Pengaturan Dalam UU No. 40 Tahun 2007 Tentang Perseroan Terbatas Yang Menunjukkan Adanya Hubungan Antara Pemegang Saham Dengan Perseroan Yang Berkaitan Dengan Prinsip Akuntabilitas disusun agar pembaca bisa fokus memahami inti pembahasan tanpa kehilangan alur penting dan konsep utama.
pengaturan tahun tentang dijelaskan dari yang sederhana ke kompleks agar mudah diikuti oleh pembaca umum.
Agar tidak melewatkan informasi penting, baca artikel ini sampai selesai untuk pemahaman yang utuh dan lengkap.
Prinsip akuntabilitas merupakan salah satu pilar penting dalam sistem kebijakan dan regulasi dalam dunia usaha. Konsep ini mencerminkan tanggung jawab perusahaan dan pemegang saham terhadap keberlangsungan operasional perusahaan serta perlindungan terhadap hak-hak pemegang saham. Dalam konteks Perseroan Terbatas (PT), Undang-Undang No. 40 tahun 2007 menyelenggarakan pengaturan yang menciptakan hubungan adil dan transparan antara pemegang saham dengan perseroan terbatas.
Pertama, kita harus memahami prinsip akuntabilitas dalam perseroan terbatas. Prinsip ini mencakup tugas dan kewajiban perusahaan mengelola keuangannya, menyampaikan informasi tentang kinerja keuangan dan operasional perusahaan kepada pemegang saham, memastikan pelaksanaan pengawasan yang efektif, dan memastikan kepatuhan terhadap peraturan yang berlaku.
Berikut ini beberapa pengaturan dalam UU No. 40 tahun 2007 yang menunjukkan hubungan antara pemegang saham dengan perseroan terkait prinsip akuntabilitas.
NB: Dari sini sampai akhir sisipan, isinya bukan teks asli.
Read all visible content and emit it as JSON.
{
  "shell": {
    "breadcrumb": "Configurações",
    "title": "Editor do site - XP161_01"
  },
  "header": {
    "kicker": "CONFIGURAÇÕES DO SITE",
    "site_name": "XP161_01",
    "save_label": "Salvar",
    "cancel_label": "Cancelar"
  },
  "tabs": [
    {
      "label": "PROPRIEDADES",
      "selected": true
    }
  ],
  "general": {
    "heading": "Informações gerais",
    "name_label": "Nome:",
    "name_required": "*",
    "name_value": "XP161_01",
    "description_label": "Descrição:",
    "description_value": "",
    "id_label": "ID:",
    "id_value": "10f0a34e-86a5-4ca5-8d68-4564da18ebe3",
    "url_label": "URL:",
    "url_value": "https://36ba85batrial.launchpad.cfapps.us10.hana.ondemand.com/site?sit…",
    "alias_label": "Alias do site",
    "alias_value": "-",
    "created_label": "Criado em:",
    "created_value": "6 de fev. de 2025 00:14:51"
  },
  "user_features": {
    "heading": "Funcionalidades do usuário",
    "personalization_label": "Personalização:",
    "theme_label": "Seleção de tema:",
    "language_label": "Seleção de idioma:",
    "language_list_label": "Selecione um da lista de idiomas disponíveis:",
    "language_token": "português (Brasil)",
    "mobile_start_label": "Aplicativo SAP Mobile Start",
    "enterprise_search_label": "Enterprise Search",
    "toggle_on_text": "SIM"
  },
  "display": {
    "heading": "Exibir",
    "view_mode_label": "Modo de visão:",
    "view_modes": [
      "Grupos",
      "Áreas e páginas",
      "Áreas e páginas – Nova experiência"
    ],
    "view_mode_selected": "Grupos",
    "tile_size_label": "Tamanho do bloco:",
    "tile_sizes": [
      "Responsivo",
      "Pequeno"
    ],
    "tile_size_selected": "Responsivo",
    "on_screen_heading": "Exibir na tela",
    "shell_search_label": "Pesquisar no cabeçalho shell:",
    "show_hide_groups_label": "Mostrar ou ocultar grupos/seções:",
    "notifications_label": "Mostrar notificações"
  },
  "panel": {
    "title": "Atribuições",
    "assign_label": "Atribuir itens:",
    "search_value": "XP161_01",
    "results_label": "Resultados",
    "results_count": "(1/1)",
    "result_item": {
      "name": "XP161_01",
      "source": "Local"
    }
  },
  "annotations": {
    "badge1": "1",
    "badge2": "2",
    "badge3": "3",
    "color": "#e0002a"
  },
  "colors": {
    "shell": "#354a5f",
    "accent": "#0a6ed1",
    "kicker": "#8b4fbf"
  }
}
1. Persetujuan Pemegang Saham
Pasal 88 UU No. 40 tahun 2007 mengatur bahwa perusahaan harus memperoleh persetujuan para pemegang saham dalam RUPS dalam hal pengambilan keputusan yang berkaitan dengan penggunaan dan/atau pengalokasian laba bersih perusahaan. Hal ini menunjukkan adanya hubungan langsung antara pemegang saham dengan perseroan dalam pengambilan keputusan yang berkaitan dengan prinsip akuntabilitas dalam proses persetujuan penggunaan laba yang ada.
2. Hak Mengakses Informasi
Pasal 97 UU No. 40 tahun 2007 memberikan hak kepada pemegang saham untuk mendapatkan informasi tentang laporan keuangan perusahaan. Hal ini mencerminkan prinsip akuntabilitas dalam menyampaikan informasi yang transparan dan kredibel kepada pemegang saham terkait dengan kondisi keuangan dan operasional perusahaan.